Celebrating our Baptisms — Integrated Catholic Life™

Archbishop Jerome Lloyd OSJVPosted by

“Why is this day so important? Clearly, it is more than just a fancy white gown and a party.”

Celebrating our Baptisms — Integrated Catholic Life™
Celebrating our Baptisms

“The Baptism” (detail) by Pietro Longhi [Public domain]


“Why is this day so important? Clearly, it is more than just a fancy white gown and a party.”


Almost every year on the upcoming feast of the Baptism of the Lord, Pope Francis encourages Christians to celebrate the day of their baptism:

“The celebration of Jesus’ baptism invites every Christian to remember his or her own baptism. I cannot ask you whether you remember the day of your baptism, because most of you were infants, like me; we were baptized as infants. But I ask you another question: do you know the date of your baptism? Do you know what day you were baptized? Each one think about it. And if you do not know the date or have forgotten it, upon returning home, ask your mom, grandma, uncle, aunt, grandpa, godfather, godmother: what is the date? We must always keep that date in our memory..it is the date of our initial sanctification; it is the date on which the Father gave us the Holy Spirit who encourages us to walk; it is the date of the great forgiveness. Do not forget: what is the date of my baptism?” (Pope Francis, Angelus Address, January 7, 2018)

Why is this day so important? Clearly, it is more than just a fancy white gown and a party. It is more than just a milestone and Church photo op. Through baptism, we become sons and daughters of the living God. The original sin of our parents is washed away, and we are incorporated into the Body of Christ. 

After the fall of Adam and Eve in the garden, we were separated from God. Adam and Eve lost God’s life in their soul. We are born into that state of unrighteousness. It was impossible for man to do anything to restore that created order, to make things right. We needed Christ to become man. We needed him to transform us back into the people we were created to be. Thus it is fitting that shortly after we celebrate the mystery of Christmas, we celebrate the great feast of the Baptism of the Lord. Jesus became man to save us, and then he instituted the sacrament of baptism to extend the fruits of the Paschal Mystery to us, to incorporate us into His Body.

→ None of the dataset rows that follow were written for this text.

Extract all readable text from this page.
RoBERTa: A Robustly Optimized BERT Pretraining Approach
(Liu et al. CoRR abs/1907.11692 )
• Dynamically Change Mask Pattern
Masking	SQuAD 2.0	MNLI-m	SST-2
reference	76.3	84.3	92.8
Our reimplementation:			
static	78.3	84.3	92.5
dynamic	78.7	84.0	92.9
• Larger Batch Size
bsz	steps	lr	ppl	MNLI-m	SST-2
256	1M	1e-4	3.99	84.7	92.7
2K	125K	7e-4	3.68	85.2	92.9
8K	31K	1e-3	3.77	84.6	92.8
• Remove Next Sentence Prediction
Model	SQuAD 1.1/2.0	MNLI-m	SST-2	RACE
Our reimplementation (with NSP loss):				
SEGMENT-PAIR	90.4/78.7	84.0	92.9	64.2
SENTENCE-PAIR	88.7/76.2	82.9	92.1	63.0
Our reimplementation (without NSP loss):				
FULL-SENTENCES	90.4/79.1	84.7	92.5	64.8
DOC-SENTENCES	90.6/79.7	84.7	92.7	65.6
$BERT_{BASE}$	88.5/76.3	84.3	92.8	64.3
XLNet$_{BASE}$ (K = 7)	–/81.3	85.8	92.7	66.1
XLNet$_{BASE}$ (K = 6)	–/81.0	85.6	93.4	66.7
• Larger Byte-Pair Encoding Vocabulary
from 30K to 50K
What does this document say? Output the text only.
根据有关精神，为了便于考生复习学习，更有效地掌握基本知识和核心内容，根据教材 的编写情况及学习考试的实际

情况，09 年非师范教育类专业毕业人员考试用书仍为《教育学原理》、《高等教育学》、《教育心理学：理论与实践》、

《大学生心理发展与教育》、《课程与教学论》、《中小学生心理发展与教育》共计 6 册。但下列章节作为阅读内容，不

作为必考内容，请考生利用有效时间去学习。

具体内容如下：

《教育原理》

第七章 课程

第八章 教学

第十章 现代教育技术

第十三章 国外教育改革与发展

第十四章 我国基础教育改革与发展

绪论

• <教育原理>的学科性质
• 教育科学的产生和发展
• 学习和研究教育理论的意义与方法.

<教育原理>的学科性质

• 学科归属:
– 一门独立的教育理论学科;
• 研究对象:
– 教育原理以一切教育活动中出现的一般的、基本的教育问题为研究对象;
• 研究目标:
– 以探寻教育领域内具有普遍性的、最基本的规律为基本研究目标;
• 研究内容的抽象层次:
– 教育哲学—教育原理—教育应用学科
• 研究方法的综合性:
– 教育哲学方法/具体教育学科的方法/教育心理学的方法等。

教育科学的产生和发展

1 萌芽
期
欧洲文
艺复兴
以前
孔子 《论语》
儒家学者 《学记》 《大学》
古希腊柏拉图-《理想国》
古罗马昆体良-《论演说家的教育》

God wills all to be saved. What is more, He wants to make everyone partakers of His divine nature. This is an enormous mystery. He wishes to adopt us as his sons and daughters and draw us into his very life. He transforms us – not just giving us the title of son or daughter, but elevating us and making us partakers of his divine nature. 

Jesus didn’t need baptism. Rather, he sought out the baptism of John to show us what we were to do. He was not sanctified by the waters of the Jordan; he sanctified the waters. Jesus subjected himself to stand among sinners and to accept a baptism that he did not need. He did it out of love for us, as the beginning of his acceptance “of his mission as God’s suffering Servant.” (CCC 536) 

“But when the fullness of time had come, God sent his Son, born of a woman, born under the law, to ransom those under the law, so that we might receive adoption. As proof that you are children, God sent the spirit of his Son into our hearts, crying out, ‘Abba, Father!’ So you are no longer a slave but a child, and if a child then also an heir, through God” (Galatians 4:4-7).

In Baptism, we die with Christ. We enter into the waters to rise up a new creation. This is a day we should celebrate, both liturgically on Sunday’s feast, but also personally, on the anniversary of our own baptism. Spend time in prayer, pondering the mystery of our divine adoption- something we may take for granted. Let us join our voices with John as we marvel, “See what love the Father has bestowed on us that we may be called the children of God. Yet so we are.” (1 John 3:1).